L’infinito in terra
Outback è un termine australiano che indica le vaste regioni remote e scarsamente popolate dell'entroterra del continente. Non ha una definizione geografica rigida, ma si riferisce generalmente alle aree desertiche e semi-aride lontane dalle città e dalla costa. L’Outback rompe un po’ i confini di quello che siamo abituati a chiamare “un luogo”. È un’idea di spazio che sfida la percezione, dove la strada si dissolve nell’orizzonte e il tempo assume un ritmo diverso. Lì, l’asfalto lascia il posto alla polvere rossa, i cartelli stradali avvertono di cammelli e canguri, e i tramonti incendiano il cielo come se ogni sera fosse l’ultima.
Viaggiare nell’Outback è un on the road nella sua essenza più pura: pochi punti di riferimento, tanta strada e la sensazione di essere piccoli in un mondo immenso. Le cittadine sono distanti centinaia di chilometri, il telefono spesso non prende, e la benzina diventa un bene più prezioso dell’acqua. Ma proprio in questa vastità arida e magnetica si trova un senso di libertà assoluta, la possibilità di perdersi per ritrovarsi.
La cultura dell’Outback è fatta di incontri casuali nei roadhouse, di storie raccontate attorno a un fuoco, di sguardi complici tra viaggiatori che condividono lo stesso feeling. È il cuore più autentico dell’Australia, dove la terra parla attraverso i miti aborigeni e le stelle si fanno così vicine da sembrare finte.
Non è un viaggio per tutti, ma è un viaggio che resta dentro. È il viaggio che ha scelto di fare Veronica.
Ti presento Veronica
Ho avuto la fortuna di conoscere Veronica per lavoro durante la mia vita milanese e mi è entrata subito nel cuore perché è la classica persona che porta il Sole: aggiunge sempre un po’ di sale a ogni situazione e anche nei momenti più bui riesce sempre a strapparti un sorriso. Lo scrivo consapevole che può diventare un fardello: non è una responsabilità da poco quando gli altri si aspettano da te che tu sia sempre l’anima delle festa. Ma come con tutti i fardelli, Veronica lo porta con leggerezza: prende la vita di petto e trascina nelle sue avventure le persone che attrae naturalmente a sé. Lontana dagli intellettualismi in cui spesso mi incarto io, mi ha spesso prestato il suo rasoio di Occam per tornare alla realtà e apprezzarla per quello che è, quando io partivo per i miei voli pindarici.

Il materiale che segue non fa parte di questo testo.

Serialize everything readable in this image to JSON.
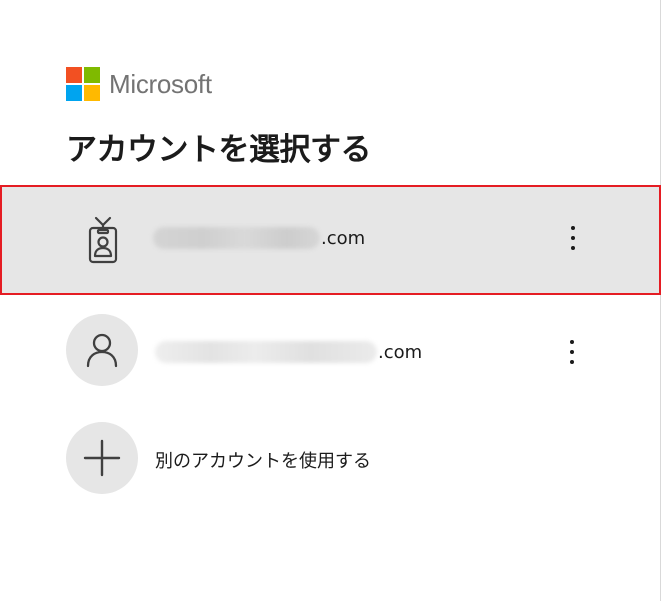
{
  "brand": {
    "name": "Microsoft",
    "colors": {
      "red": "#f25022",
      "green": "#7fba00",
      "blue": "#00a4ef",
      "yellow": "#ffb900",
      "text": "#737373"
    }
  },
  "heading": "アカウントを選択する",
  "accounts": [
    {
      "icon": "badge-id-icon",
      "email_suffix": ".com",
      "selected": true,
      "menu_label": "⋮"
    },
    {
      "icon": "person-icon",
      "email_suffix": ".com",
      "selected": false,
      "menu_label": "⋮"
    }
  ],
  "add_account": {
    "icon": "plus-icon",
    "label": "別のアカウントを使用する"
  },
  "highlight_color": "#e51c23"
}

Con il senno di poi ce lo si poteva aspettare, ma sono rimasta sotto shock quando una sera a cena mi ha comunicato che aveva dato le dimissioni e sarebbe partita per l’Australia. È stato per entrambe uno di quei click da cui non si torna più indietro. Ma non è finita qui. Da Melbourne, dove vive ora, ha intrapreso un viaggio eccezionale con il suo compagno, Gaetan, nell’Outback australiano. Le ho fatto quindi qualche domanda.
Una chiacchierata a 16.000 km di distanza
D: Perché hai lasciato l’Italia? La risposta che dai oggi è diversa da quella che avresti dato al momento della tua partenza?
V: Non credo che la mia risposta sia cambiata rispetto a quando sono partita. All’epoca, come oggi, la decisione è nata da una serie di motivazioni molto personali e pratiche. Non ho mai provato astio verso l’Italia. Amo la cultura italiana, il cibo e tutto ciò che rappresenta, ma ho lasciato Milano, più che l’Italia. Milano, pur essendo stata un punto di svolta nella mia vita a vent’anni, con il tempo è diventata per me un luogo tossico.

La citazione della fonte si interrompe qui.